The authors, in a joint letter and in interviews, defended their decision to analyze NuScale’s 160 megawatt reactor. Its design specifications had been submitted to the NRC for certification and review, providing a source they could refer to.

“It took a long time to find the data, to do the math, but it’s important to understand,” study co-author Allison Macfarlane, a professor at the University of British Columbia who told Bloomberg Law, told Bloomberg Law. chaired the NRC from 2012 to 2014.

When she left the commission, Macfarlane found that while new reactor designs had attracted attention, the projected impacts on the waste were subject to little scrutiny.

“Shouldn’t you understand the waste impacts of an energy source before jumping into an energy source?” Isn’t that responsible? said Macfarlane. “This study is only a first effort in this direction.”

Not a Dealbreaker?

The industry and its supporters say the study unfairly and biasedly focused on a problem that government officials failed to address for decades.

“Something has to be done at some point about waste, so it’s helpful to have these conversations,” said Adam Stein, director of nuclear energy innovation at the Breakthrough Institute, an environmental think tank. . “It’s not helpful to do it in a biased way that leads to a conclusion one way or the other to achieve a goal instead of just following the science.”

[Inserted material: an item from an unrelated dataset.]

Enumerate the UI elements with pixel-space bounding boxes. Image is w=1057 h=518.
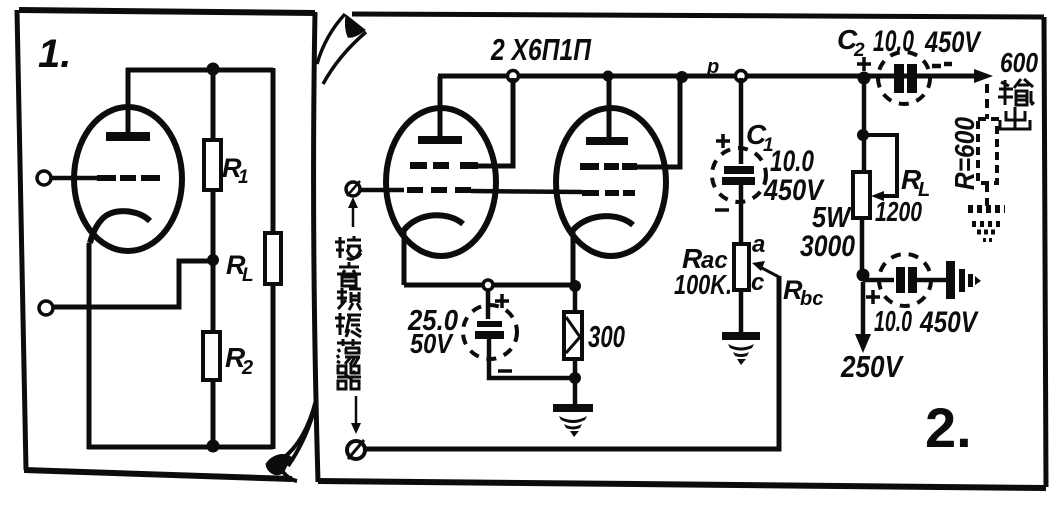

It’s no surprise that the developers sought to “put things right,” said John Kotek, senior vice president of policy development and public affairs at the Nuclear Energy Institute, an industry trade association. But he thinks the study won’t change the way society views nuclear.

“For me, the big picture: will this have a significant impact on the decisions that utilities and energy planners are going to make regarding the future energy mix?” said Kotek. “And I don’t think that’s the case.”

While the study raises important points, some of the reactions from both sides may have been exaggerated and obscured the overall importance of nuclear to the U.S. energy mix, said Chuck Mason, a professor at the University of Wyoming and academic researcher for the research organization Resources for the Future.

The waste issue deserves “attention,” Mason said, but “it’s miles away from a dealbreaker.”